Le tracé d’une troisième piste qui devait rejoindre Saut Vata au poste de La Forestière fut reconnu par l’équipe dirigée par le lieutenant Némo de la compagnie sénégalaise de l’Inini. Le lieutenant Némo, élevé plus tard au grade de général, fut en 1961 le fondateur en Guyane du Service Militaire Adapté ( S.M.A.) - Unités que l’on trouve encore en Guyane à Cayenne au Camp du Tigre et à Saint-Jean-du-Maroni au quartier Général Némo - A l’occasion de cette ouverture de piste, un pont métallique fut construit à Saut Vata sur le Sinnamary. Mais seul le tronçon de La Forestière à Paul Isnard connut un début de réalisation. En juillet 1935, l’interruption des travaux sur ce tronçon fut décidée mais il ne furent jamais repris. D’ailleurs un mois plus tard, un arrêté gubernatorial supprimait le poste pénitentiaire de La Forestière et les condamnés asiatiques de ce camp furent ventilés sur Saut Tigre et sur Crique Anguille.
C’est à partir de ces deux camps que tous les efforts seront portés et le gouverneur dota le territoire de l’Enini de moyens plus importants (tracteurs, dessoucheuses, rouleau compresseur) et confia la direction des chantiers à des civils.

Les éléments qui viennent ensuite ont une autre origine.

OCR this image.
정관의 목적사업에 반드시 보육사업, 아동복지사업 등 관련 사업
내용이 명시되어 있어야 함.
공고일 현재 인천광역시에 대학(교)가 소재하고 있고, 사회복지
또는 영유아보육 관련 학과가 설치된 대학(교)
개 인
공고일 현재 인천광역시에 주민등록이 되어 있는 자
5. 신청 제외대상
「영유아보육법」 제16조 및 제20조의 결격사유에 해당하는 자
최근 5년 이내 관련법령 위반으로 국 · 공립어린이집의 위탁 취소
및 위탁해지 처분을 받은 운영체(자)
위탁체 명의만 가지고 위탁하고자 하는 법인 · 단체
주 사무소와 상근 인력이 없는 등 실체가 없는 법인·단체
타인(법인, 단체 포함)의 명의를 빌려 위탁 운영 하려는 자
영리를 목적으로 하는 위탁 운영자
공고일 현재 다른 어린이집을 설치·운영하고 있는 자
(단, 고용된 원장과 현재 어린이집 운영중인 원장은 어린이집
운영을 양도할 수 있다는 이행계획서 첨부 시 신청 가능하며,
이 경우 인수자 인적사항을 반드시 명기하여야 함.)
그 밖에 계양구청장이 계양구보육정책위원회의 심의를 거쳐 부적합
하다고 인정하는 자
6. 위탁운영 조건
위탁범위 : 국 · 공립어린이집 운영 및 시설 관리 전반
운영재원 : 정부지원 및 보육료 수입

Il y avait trois chantiers : la « mission Thiéblemont » au départ de Matoury, la « mission Roux » au départ de la Crique Anguille et la « mission Amusant » au départ de Saut Vata. L’équipe dirigée par M. Thiéblemont Marceau était chargée de construire une piste entre Matoury et Crique Anguille. Elle comprenait plusieurs civils (ajusteurs, mécaniciens, …) et une douzaine de bagnards de l’A.P. de Cayenne. Le sentier qui existait de Matoury à la Rivière du Tour de l’Ile fut élargi et un pont métallique fut monté. En avril 1936, le pont sur la rivière des Cascades était réalisé et à la fin de la même année, la rivière de Tonnégrande était franchie.
A partir de là, c’est-à-dire de Port Inini, les condamnés asiatiques remplacèrent les bagnards de Cayenne et la piste fut construite le long de la voie ferrée jusqu’à Crique Anguille, puis bifurquait vers le nord et suivait les anciens « chemins de l’esclavage » (chemins qui auraient été empruntés par les esclaves marrons au XVIII° eu début du XIX° siècles), et en 1938, un pont était jeté sur la rivière de Montsinéry. Cette piste ne permettait malheureusement pas la circulation des véhicules automobiles et, pour se rendre à Port Inini, il fallait continuer à utiliser la voie fluviale. Cependant, à partir de 1937, une ligne téléphonique reliait Crique Anguille à Cayenne.